Con el bautismo nos hacemos "otros Cristos" y compartimos su esfuerzo, que duró toda su vida y se vio coronado por la victoria en la cruz, para superar las tentaciones de Satanás. Con el bautismo, el Espíritu que ha resucitado a Jesús de entre los muertos vive también en nosotros (Rom 8,11), porque somos inmersos en la vida de la Trinidad. Nuestro crecimiento en la vida divina se lleva a cabo solamente en proporción con lo que morimos a nosotros mismos y nos entregamos completamente a Dios, porque la vida de la Trinidad es vida de donación. No hay nada de lo que posee el Padre que no sea totalmente del Hijo y del Espíritu Santo, y nada de lo que tiene el Hijo deja de ser totalmente del Padre y del Espíritu Santo. Si tenemos que vivir la vida de la Trinidad ratificando nuestro bautismo, es necesario vencer toda tentación de sustraer cualquier cosa de nuestra vida al Padre. En el momento de la muerte nos lo pedirá todo. Cada momento de la vida del cristiano se entiende como una prueba para el momento de la muerte, cuando libre y obedientemente se ofrece a Dios. La oferta libre denota en él ausencia de idolatría; el ofrecimiento obediente es signo de plenitud de amor. Libertad y obediencia son los signos salvíficos de la cruz y de sus frutos en la vida del cristiano. Son signos de su fidelidad al don de Dios recibido en el bautismo.

La tentación cubre un período de tiempo mayor que el que habitualmente llamamos "el momento de la tentación". Todas las experiencias de la vida y toda la realidad presente en ellas son objeto de juicios según dos escalas de valores opuestas: los valores contenidos en los misterios de Cristo y los que están presentes en las "obras y vanidades" de Satanás. En nuestra vida personal hay un desafío constante a los valores cristianos; un desafío (tentación) al que respondemos continuamente en una medida más o menos profunda, condicionándonos así a nosotros mismos por aquellas instancias específicas en las que esos valores pueden ser más agudamente sometidos a discusión.

2. PARTICIPACIÓN EN LA AUTODONACIÓN DE CRISTO - Es esencialmente con esta actitud de respuesta a la tentación como Cristo salvó al género humano en el momento culminante de la redención en el Calvario.
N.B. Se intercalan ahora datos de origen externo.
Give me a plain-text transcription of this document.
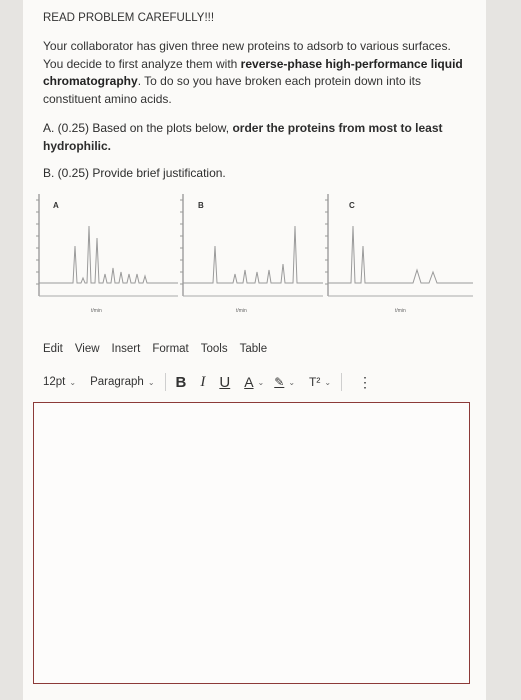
READ PROBLEM CAREFULLY!!!
Your collaborator has given three new proteins to adsorb to various surfaces. You decide to first analyze them with reverse-phase high-performance liquid chromatography. To do so you have broken each protein down into its constituent amino acids.
A. (0.25) Based on the plots below, order the proteins from most to least hydrophilic.
B. (0.25) Provide brief justification.
A
t/min
B
t/min
C
t/min
Edit View Insert Format Tools Table
12pt ⌄ Paragraph ⌄ B I U A ⌄ ✎ ⌄ T² ⌄ ⋮
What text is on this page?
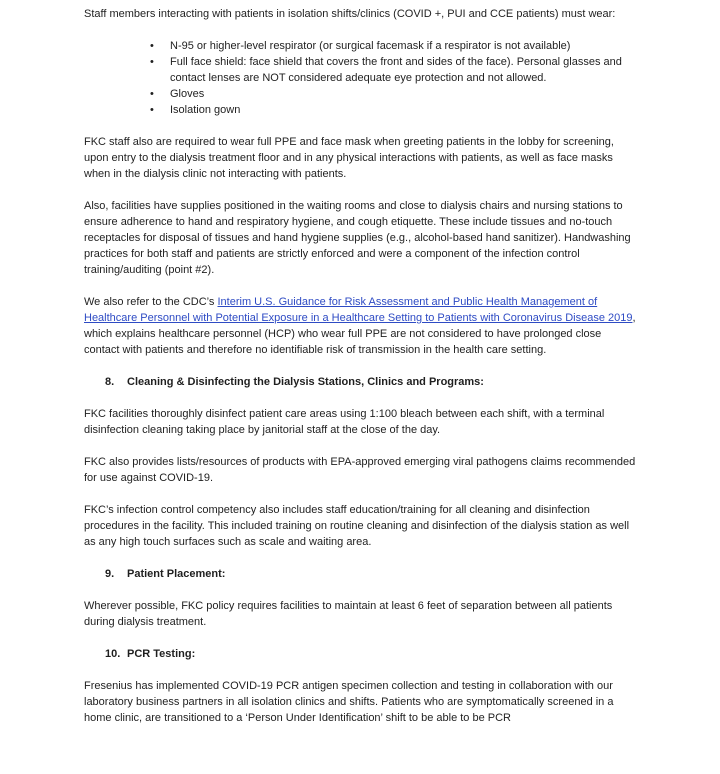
Staff members interacting with patients in isolation shifts/clinics (COVID +, PUI and CCE patients) must wear:

•	N-95 or higher-level respirator (or surgical facemask if a respirator is not available)
•	Full face shield: face shield that covers the front and sides of the face). Personal glasses and contact lenses are NOT considered adequate eye protection and not allowed.
•	Gloves
•	Isolation gown

FKC staff also are required to wear full PPE and face mask when greeting patients in the lobby for screening, upon entry to the dialysis treatment floor and in any physical interactions with patients, as well as face masks when in the dialysis clinic not interacting with patients.

Also, facilities have supplies positioned in the waiting rooms and close to dialysis chairs and nursing stations to ensure adherence to hand and respiratory hygiene, and cough etiquette. These include tissues and no-touch receptacles for disposal of tissues and hand hygiene supplies (e.g., alcohol-based hand sanitizer). Handwashing practices for both staff and patients are strictly enforced and were a component of the infection control training/auditing (point #2).

We also refer to the CDC’s Interim U.S. Guidance for Risk Assessment and Public Health Management of Healthcare Personnel with Potential Exposure in a Healthcare Setting to Patients with Coronavirus Disease 2019, which explains healthcare personnel (HCP) who wear full PPE are not considered to have prolonged close contact with patients and therefore no identifiable risk of transmission in the health care setting.

8.	Cleaning & Disinfecting the Dialysis Stations, Clinics and Programs:

FKC facilities thoroughly disinfect patient care areas using 1:100 bleach between each shift, with a terminal disinfection cleaning taking place by janitorial staff at the close of the day.

FKC also provides lists/resources of products with EPA-approved emerging viral pathogens claims recommended for use against COVID-19.

FKC’s infection control competency also includes staff education/training for all cleaning and disinfection procedures in the facility. This included training on routine cleaning and disinfection of the dialysis station as well as any high touch surfaces such as scale and waiting area.

9.	Patient Placement:

Wherever possible, FKC policy requires facilities to maintain at least 6 feet of separation between all patients during dialysis treatment.

10. PCR Testing:

Fresenius has implemented COVID-19 PCR antigen specimen collection and testing in collaboration with our laboratory business partners in all isolation clinics and shifts. Patients who are symptomatically screened in a home clinic, are transitioned to a ‘Person Under Identification’ shift to be able to be PCR
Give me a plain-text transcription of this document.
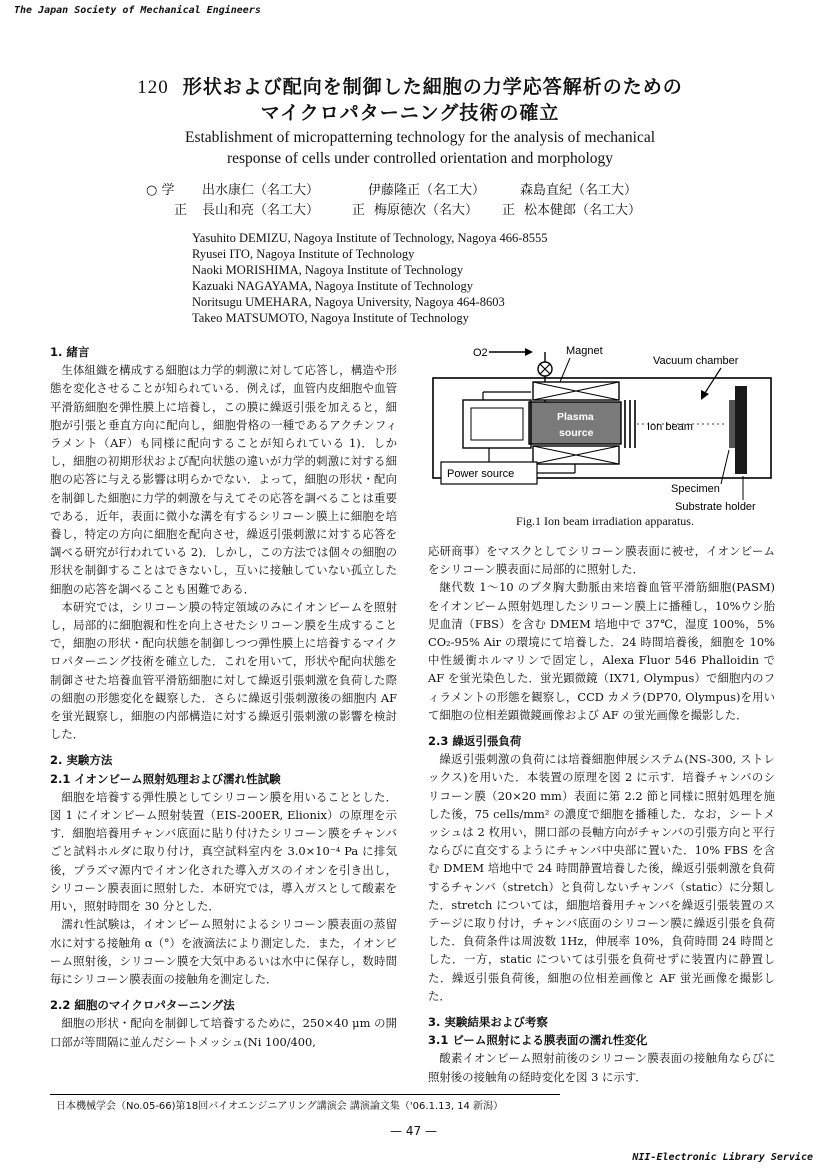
The Japan Society of Mechanical Engineers
120 形状および配向を制御した細胞の力学応答解析のための
マイクロパターニング技術の確立
Establishment of micropatterning technology for the analysis of mechanical
response of cells under controlled orientation and morphology
○ 学 出水康仁（名工大）	伊藤隆正（名工大）	森島直紀（名工大）
正 長山和亮（名工大）	正 梅原徳次（名大） 正 松本健郎（名工大）
Yasuhito DEMIZU, Nagoya Institute of Technology, Nagoya 466-8555
Ryusei ITO, Nagoya Institute of Technology
Naoki MORISHIMA, Nagoya Institute of Technology
Kazuaki NAGAYAMA, Nagoya Institute of Technology
Noritsugu UMEHARA, Nagoya University, Nagoya 464-8603
Takeo MATSUMOTO, Nagoya Institute of Technology
1. 緒言

生体組織を構成する細胞は力学的刺激に対して応答し，構造や形態を変化させることが知られている．例えば，血管内皮細胞や血管平滑筋細胞を弾性膜上に培養し，この膜に繰返引張を加えると，細胞が引張と垂直方向に配向し，細胞骨格の一種であるアクチンフィラメント（AF）も同様に配向することが知られている 1)．しかし，細胞の初期形状および配向状態の違いが力学的刺激に対する細胞の応答に与える影響は明らかでない．よって，細胞の形状・配向を制御した細胞に力学的刺激を与えてその応答を調べることは重要である．近年，表面に微小な溝を有するシリコーン膜上に細胞を培養し，特定の方向に細胞を配向させ，繰返引張刺激に対する応答を調べる研究が行われている 2)．しかし，この方法では個々の細胞の形状を制御することはできないし，互いに接触していない孤立した細胞の応答を調べることも困難である．

本研究では，シリコーン膜の特定領域のみにイオンビームを照射し，局部的に細胞親和性を向上させたシリコーン膜を生成することで，細胞の形状・配向状態を制御しつつ弾性膜上に培養するマイクロパターニング技術を確立した．これを用いて，形状や配向状態を制御させた培養血管平滑筋細胞に対して繰返引張刺激を負荷した際の細胞の形態変化を観察した．さらに繰返引張刺激後の細胞内 AF を蛍光観察し，細胞の内部構造に対する繰返引張刺激の影響を検討した．

2. 実験方法
2.1 イオンビーム照射処理および濡れ性試験

細胞を培養する弾性膜としてシリコーン膜を用いることとした．図 1 にイオンビーム照射装置（EIS-200ER, Elionix）の原理を示す．細胞培養用チャンバ底面に貼り付けたシリコーン膜をチャンバごと試料ホルダに取り付け，真空試料室内を 3.0×10⁻⁴ Pa に排気後，プラズマ源内でイオン化された導入ガスのイオンを引き出し，シリコーン膜表面に照射した．本研究では，導入ガスとして酸素を用い，照射時間を 30 分とした．

濡れ性試験は，イオンビーム照射によるシリコーン膜表面の蒸留水に対する接触角 α（°）を液滴法により測定した．また，イオンビーム照射後，シリコーン膜を大気中あるいは水中に保存し，数時間毎にシリコーン膜表面の接触角を測定した．

2.2 細胞のマイクロパターニング法

細胞の形状・配向を制御して培養するために，250×40 μm の開口部が等間隔に並んだシートメッシュ(Ni 100/400,

O2	Magnet
Plasma
source
Vacuum chamber
Ion beam
Specimen
Substrate holder
Power source
Fig.1 Ion beam irradiation apparatus.

応研商事）をマスクとしてシリコーン膜表面に被せ，イオンビームをシリコーン膜表面に局部的に照射した．

継代数 1〜10 のブタ胸大動脈由来培養血管平滑筋細胞(PASM) をイオンビーム照射処理したシリコーン膜上に播種し，10%ウシ胎児血清（FBS）を含む DMEM 培地中で 37℃，湿度 100%，5% CO₂-95% Air の環境にて培養した．24 時間培養後，細胞を 10%中性緩衝ホルマリンで固定し，Alexa Fluor 546 Phalloidin で AF を蛍光染色した．蛍光顕微鏡（IX71, Olympus）で細胞内のフィラメントの形態を観察し，CCD カメラ(DP70, Olympus)を用いて細胞の位相差顕微鏡画像および AF の蛍光画像を撮影した．

2.3 繰返引張負荷

繰返引張刺激の負荷には培養細胞伸展システム(NS-300, ストレックス)を用いた．本装置の原理を図 2 に示す．培養チャンバのシリコーン膜（20×20 mm）表面に第 2.2 節と同様に照射処理を施した後，75 cells/mm² の濃度で細胞を播種した．なお，シートメッシュは 2 枚用い，開口部の長軸方向がチャンバの引張方向と平行ならびに直交するようにチャンバ中央部に置いた．10% FBS を含む DMEM 培地中で 24 時間静置培養した後，繰返引張刺激を負荷するチャンバ（stretch）と負荷しないチャンバ（static）に分類した．stretch については，細胞培養用チャンバを繰返引張装置のステージに取り付け，チャンバ底面のシリコーン膜に繰返引張を負荷した．負荷条件は周波数 1Hz，伸展率 10%，負荷時間 24 時間とした．一方，static については引張を負荷せずに装置内に静置した．繰返引張負荷後，細胞の位相差画像と AF 蛍光画像を撮影した．

3. 実験結果および考察
3.1 ビーム照射による膜表面の濡れ性変化

酸素イオンビーム照射前後のシリコーン膜表面の接触角ならびに照射後の接触角の経時変化を図 3 に示す．

日本機械学会（No.05-66)第18回バイオエンジニアリング講演会 講演論文集（'06.1.13, 14 新潟）
— 47 —
NII-Electronic Library Service
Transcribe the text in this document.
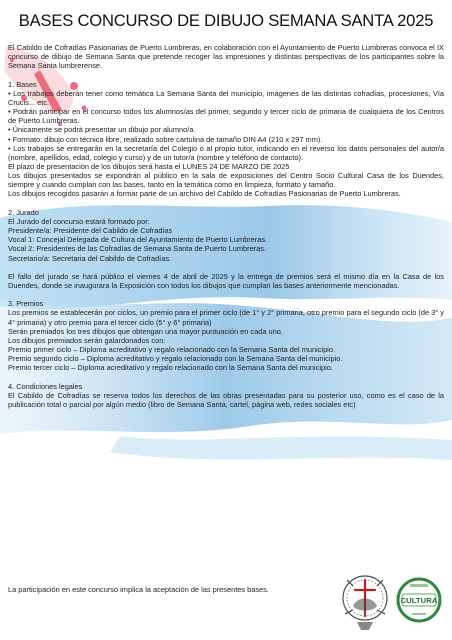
BASES CONCURSO DE DIBUJO SEMANA SANTA 2025

El Cabildo de Cofradías Pasionarias de Puerto Lumbreras, en colaboración con el Ayuntamiento de Puerto Lumbreras convoca el IX concurso de dibujo de Semana Santa que pretende recoger las impresiones y distintas perspectivas de los participantes sobre la Semana Santa lumbrerense.

1. Bases

• Los trabajos deberán tener como temática La Semana Santa del municipio, imágenes de las distintas cofradías, procesiones, Vía Crucis... etc.

• Podrán participar en el concurso todos los alumnos/as del primer, segundo y tercer ciclo de primaria de cualquiera de los Centros de Puerto Lumbreras.

• Únicamente se podrá presentar un dibujo por alumno/a.

• Formato: dibujo con técnica libre, realizado sobre cartulina de tamaño DIN A4 (210 x 297 mm).

• Los trabajos se entregarán en la secretaría del Colegio o al propio tutor, indicando en el reverso los datos personales del autor/a (nombre, apellidos, edad, colegio y curso) y de un tutor/a (nombre y teléfono de contacto).

El plazo de presentación de los dibujos será hasta el LUNES 24 DE MARZO DE 2025

Los dibujos presentados se expondrán al público en la sala de exposiciones del Centro Socio Cultural Casa de los Duendes, siempre y cuando cumplan con las bases, tanto en la temática como en limpieza, formato y tamaño.

Los dibujos recogidos pasarán a formar parte de un archivo del Cabildo de Cofradías Pasionarias de Puerto Lumbreras.

2. Jurado

El Jurado del concurso estará formado por:

Presidente/a: Presidente del Cabildo de Cofradías

Vocal 1: Concejal Delegada de Cultura del Ayuntamiento de Puerto Lumbreras.

Vocal 2: Presidentes de las Cofradías de Semana Santa de Puerto Lumbreras.

Secretario/a: Secretaria del Cabildo de Cofradías.

El fallo del jurado se hará público el viernes 4 de abril de 2025 y la entrega de premios será el mismo día en la Casa de los Duendes, donde se inaugurara la Exposición con todos los dibujos que cumplan las bases anteriormente mencionadas.

3. Premios

Los premios se establecerán por ciclos, un premio para el primer ciclo (de 1° y 2° primaria, otro premio para el segundo ciclo (de 3° y 4° primaria) y otro premio para el tercer ciclo (5° y 6° primaria)

Serán premiados los tres dibujos que obtengan una mayor puntuación en cada uno.

Los dibujos premiados serán galardonados con:

Premio primer ciclo – Diploma acreditativo y regalo relacionado con la Semana Santa del municipio.

Premio segundo ciclo – Diploma acreditativo y regalo relacionado con la Semana Santa del municipio.

Premio tercer ciclo – Diploma acreditativo y regalo relacionado con la Semana Santa del municipio.

4. Condiciones legales

El Cabildo de Cofradías se reserva todos los derechos de las obras presentadas para su posterior uso, como es el caso de la publicación total o parcial por algún medio (libro de Semana Santa, cartel, página web, redes sociales etc)

La participación en este concurso implica la aceptación de las presentes bases.
CULTURA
En este contexto, todo momento y todo acto de nuestra vida se añaden al contenido de nuestra autodonación en unión con Cristo al Padre; y ese contenido es distinto para cada uno de nosotros, porque cada uno tiene su propio papel distinto en el cuerpo de Cristo. Porque nada hay en el mundo que no pertenezca a Cristo, no existe tampoco ninguna actividad humana irrelevante para el reino de Cristo. La obra de cada cristiano que pretenda llevar su granito de arena al orden, a la belleza y al progreso de este mundo es también una aportación al reino de Cristo. Sin embargo, el cristiano se dedica al mundo poniendo su confianza en Dios, y no en su propia idea del progreso. Puede parecer que Dios destruye nuestros esfuerzos y que nos traspasa corno traspasó a Cristo en la cruz; pero es en nuestra debilidad donde Dios manifiesta su poder (2 Cor 12,9), y sólo cuando se lo hayamos dado todo a él nos volverá a llevar a la vida. Este es el misterio de la cruz, gracias al cual el Padre nos atrae hacia sí, liberándonos de nosotros mismos; gracias al cual el Padre nos da poder para desbaratar toda tentación que pretenda impedirnos ser hijos suyos, siendo su Hijo el "primogénito entre muchos hermanos" (Rom 8,29).